Donaldson told IndieWire on an episode of the Filmmaker Toolkit Podcast that, while scenes often had enough dialogue to pad them out to seven pages or more, she knew her framing and coverage would render them almost as background noise. “We’re on Sam’s experience of this conversation. We’re not covering it traditionally with these two guys talking. The camera is with the listener,” Donaldson said. “When we were shooting it, [cinematographer] Wilson Cameron and I were always talking about prioritizing Lily’s coverage. Even if she literally has one line of dialogue in a seven-page scene.”
Donaldson and her team knew that they had large page counts to get through during only 12 days, but how they approached them needed to reflect the characters. “[Sam] says the least, but I hope that she comes across as somebody who has the most to say and perhaps the most meaningful insights.

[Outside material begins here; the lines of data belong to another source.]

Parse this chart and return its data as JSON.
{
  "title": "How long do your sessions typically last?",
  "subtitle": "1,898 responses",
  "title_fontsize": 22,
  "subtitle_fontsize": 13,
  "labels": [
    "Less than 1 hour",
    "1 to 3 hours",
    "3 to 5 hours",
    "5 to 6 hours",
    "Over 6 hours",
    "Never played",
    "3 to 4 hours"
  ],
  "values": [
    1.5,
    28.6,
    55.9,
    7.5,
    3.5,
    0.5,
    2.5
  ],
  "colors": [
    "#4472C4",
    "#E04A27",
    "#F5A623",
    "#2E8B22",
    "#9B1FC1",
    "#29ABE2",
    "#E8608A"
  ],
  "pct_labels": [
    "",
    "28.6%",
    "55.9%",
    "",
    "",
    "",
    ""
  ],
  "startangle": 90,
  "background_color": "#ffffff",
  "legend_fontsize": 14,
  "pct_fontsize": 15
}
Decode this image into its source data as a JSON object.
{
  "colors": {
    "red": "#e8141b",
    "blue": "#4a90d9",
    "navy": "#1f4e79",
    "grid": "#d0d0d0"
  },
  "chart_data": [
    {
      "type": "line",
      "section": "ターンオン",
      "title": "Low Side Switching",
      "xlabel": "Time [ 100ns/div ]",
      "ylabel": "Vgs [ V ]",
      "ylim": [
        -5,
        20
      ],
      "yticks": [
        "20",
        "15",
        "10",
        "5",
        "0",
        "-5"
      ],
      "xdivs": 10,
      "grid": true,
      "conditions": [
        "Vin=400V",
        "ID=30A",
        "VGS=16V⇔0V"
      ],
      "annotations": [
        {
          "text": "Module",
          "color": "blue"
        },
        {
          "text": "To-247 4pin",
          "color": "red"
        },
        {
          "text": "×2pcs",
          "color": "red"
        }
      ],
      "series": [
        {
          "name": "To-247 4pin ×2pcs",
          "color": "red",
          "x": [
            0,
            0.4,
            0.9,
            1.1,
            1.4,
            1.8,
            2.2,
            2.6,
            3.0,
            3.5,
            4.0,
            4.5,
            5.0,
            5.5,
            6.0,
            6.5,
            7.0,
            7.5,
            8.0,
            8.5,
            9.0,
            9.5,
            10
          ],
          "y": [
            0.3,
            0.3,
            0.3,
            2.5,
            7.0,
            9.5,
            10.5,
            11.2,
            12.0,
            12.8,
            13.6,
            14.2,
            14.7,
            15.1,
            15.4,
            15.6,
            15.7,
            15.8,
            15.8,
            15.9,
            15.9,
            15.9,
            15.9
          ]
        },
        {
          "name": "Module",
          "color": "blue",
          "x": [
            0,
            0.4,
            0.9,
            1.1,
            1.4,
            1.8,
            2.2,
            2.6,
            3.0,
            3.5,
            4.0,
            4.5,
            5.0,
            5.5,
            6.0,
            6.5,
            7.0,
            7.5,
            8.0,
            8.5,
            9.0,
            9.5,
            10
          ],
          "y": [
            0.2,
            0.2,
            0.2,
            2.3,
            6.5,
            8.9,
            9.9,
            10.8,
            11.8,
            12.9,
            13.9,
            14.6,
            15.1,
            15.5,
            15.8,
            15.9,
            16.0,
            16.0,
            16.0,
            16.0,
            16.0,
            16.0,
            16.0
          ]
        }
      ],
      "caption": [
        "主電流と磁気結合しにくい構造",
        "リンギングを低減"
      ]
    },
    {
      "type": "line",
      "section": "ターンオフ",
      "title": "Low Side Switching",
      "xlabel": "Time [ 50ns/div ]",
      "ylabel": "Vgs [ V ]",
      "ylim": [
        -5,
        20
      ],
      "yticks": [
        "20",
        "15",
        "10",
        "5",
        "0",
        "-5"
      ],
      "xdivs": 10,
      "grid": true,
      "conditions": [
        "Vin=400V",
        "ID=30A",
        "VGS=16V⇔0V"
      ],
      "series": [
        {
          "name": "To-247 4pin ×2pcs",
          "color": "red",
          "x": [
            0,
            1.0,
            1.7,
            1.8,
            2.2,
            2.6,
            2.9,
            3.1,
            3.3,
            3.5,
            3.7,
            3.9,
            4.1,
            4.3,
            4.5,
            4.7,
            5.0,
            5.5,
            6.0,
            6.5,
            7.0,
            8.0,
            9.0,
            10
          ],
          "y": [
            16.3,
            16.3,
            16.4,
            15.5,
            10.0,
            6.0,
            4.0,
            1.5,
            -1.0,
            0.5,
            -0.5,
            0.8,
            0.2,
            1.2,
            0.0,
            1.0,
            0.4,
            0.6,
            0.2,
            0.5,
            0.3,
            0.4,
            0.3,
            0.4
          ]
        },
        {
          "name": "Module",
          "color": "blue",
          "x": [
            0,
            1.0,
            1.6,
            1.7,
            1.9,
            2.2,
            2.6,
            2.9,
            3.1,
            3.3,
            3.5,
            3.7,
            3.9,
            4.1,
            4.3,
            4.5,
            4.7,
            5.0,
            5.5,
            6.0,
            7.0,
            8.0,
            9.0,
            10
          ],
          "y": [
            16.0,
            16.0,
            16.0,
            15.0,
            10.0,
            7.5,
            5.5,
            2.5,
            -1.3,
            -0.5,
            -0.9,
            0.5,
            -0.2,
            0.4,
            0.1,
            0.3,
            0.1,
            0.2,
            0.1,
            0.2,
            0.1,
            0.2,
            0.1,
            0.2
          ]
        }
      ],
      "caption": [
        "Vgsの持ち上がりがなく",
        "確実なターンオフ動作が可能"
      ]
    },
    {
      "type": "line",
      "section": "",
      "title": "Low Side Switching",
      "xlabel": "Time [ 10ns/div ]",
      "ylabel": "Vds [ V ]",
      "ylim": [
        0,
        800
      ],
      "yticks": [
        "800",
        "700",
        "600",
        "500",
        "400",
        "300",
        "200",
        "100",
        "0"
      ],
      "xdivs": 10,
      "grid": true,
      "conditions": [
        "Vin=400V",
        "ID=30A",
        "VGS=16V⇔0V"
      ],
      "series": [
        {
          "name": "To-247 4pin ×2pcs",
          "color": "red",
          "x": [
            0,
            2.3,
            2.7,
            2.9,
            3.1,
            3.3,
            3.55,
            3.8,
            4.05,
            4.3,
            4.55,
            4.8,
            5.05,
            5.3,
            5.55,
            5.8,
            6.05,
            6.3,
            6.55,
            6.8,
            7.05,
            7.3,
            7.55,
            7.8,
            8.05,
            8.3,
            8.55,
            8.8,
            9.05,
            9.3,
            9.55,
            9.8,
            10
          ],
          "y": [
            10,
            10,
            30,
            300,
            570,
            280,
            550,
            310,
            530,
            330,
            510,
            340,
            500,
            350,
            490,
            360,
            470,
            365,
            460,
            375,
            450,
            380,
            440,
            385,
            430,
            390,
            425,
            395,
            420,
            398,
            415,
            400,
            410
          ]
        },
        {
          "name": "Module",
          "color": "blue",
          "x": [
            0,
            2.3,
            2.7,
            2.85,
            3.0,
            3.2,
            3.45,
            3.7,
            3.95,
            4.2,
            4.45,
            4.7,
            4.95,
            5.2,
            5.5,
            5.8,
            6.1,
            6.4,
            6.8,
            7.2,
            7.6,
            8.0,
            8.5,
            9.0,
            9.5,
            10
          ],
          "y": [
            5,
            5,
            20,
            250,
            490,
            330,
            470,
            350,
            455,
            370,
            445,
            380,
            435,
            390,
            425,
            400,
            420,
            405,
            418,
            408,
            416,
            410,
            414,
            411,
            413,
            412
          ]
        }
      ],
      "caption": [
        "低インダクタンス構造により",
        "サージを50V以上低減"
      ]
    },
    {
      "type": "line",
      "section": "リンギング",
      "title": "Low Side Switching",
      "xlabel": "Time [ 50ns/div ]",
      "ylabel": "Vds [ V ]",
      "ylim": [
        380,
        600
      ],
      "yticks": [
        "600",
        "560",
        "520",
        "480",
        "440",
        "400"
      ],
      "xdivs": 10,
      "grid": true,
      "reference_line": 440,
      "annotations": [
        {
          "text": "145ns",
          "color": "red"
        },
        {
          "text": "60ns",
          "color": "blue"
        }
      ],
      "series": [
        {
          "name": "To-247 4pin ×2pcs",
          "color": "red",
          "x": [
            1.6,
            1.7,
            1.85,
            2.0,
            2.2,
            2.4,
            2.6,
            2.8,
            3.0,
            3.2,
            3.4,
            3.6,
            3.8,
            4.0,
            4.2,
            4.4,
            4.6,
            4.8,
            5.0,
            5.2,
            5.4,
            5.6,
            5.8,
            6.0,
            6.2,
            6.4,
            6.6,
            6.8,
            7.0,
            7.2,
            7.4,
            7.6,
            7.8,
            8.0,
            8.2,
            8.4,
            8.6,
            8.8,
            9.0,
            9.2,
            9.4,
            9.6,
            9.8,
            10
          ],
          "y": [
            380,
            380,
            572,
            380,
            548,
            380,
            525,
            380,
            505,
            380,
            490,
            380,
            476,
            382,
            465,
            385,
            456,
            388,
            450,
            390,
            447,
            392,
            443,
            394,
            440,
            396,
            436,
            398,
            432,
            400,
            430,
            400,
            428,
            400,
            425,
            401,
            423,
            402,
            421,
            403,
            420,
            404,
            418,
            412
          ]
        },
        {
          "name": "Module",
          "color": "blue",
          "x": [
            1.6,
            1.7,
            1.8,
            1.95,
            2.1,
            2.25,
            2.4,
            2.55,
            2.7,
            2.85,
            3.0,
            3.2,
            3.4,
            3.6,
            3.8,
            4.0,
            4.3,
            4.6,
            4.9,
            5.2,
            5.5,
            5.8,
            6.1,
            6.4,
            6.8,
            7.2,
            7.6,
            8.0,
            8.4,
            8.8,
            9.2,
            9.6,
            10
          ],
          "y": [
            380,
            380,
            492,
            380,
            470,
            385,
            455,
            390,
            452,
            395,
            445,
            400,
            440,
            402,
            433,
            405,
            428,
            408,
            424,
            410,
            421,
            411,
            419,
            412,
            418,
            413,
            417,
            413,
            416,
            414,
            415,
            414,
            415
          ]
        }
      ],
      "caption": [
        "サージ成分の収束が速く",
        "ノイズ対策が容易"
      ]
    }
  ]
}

These two guys, I think, especially Matt, they’re uncomfortable with silence and they don’t know how to listen,” Donaldson said. “I was always thinking of that dialogue as being something that would be de-emphasized.”
Both the camera’s framing and the edit’s timing hold on Sam so that we can see the real-time shifts in feeling or attention that cross her face. It provides an organic ripple of emotion instead of the potentially didactic punch of a reaction shot.
“I was trying to capture this feeling that was especially present for me as a young person of watching and listening to the adults around you who are not particularly interested in your point of view,” Donaldson said. “Then processing the meaning of it and trying to make sense of it, which doesn’t happen in an instant, I think. It takes time and I wanted to capture that rhythm.”
Donaldson gives a lot of credit to Le Gros and McCarthy for being game to stride through the script pages, particularly in the first half of “Good One,” and put their acting all into words that are, ultimately, a lot of hot air. But the film finds other ways to get at the core truth of who they both are. For instance, Donaldson said that their camping gear reveals a ton of character detail.
“I loved writing that into the script. Both men, Matt and Chris, have their own really intimate relationship to the gear that they bring along. Chris has the new, more lightweight, efficient stuff; he always has to have the new thing. Matt’s gear is all 30 years old,” Donaldson said. “[Production designer] Becca Morrin and I had a fun text exchange while she was sourcing all of this stuff… ‘What about this for Matt? Is this thing funny? This tiny bottle of hot sauce?’”
Morrin and Donaldson also wanted to find, and subtly sculpt, particular outdoor environments where certain characters would feel more comfortable than others. The filmmakers laid out the pivotal campfire sequence between Sam and Matt in such a way that that the two really feel enveloped by darkness — a layout that makes Matt feel a little bit safer — while a subsequent scene by a riverside has a “curtain” of running water that makes Sam feel a little bit more protected to speak her mind to her dad.
In both of those moments, as well as the final one of the film, Donaldson and her team stress Sam’s unfolding reactions above the conversations between the characters. “I really feel like [the ending] and the turning point in the campfire scene were the moments that both [editor] Graham Mason and I felt some really small shifts created an outsized impact on the emotional moment,” Donaldson said. “We really fine-tuned that down to the frame.”
Going a frame too long, or cutting a frame too soon, makes all the difference in the world to what Sam realizes over the course of “Good One.” Even if the adults in her life don’t see it, we do.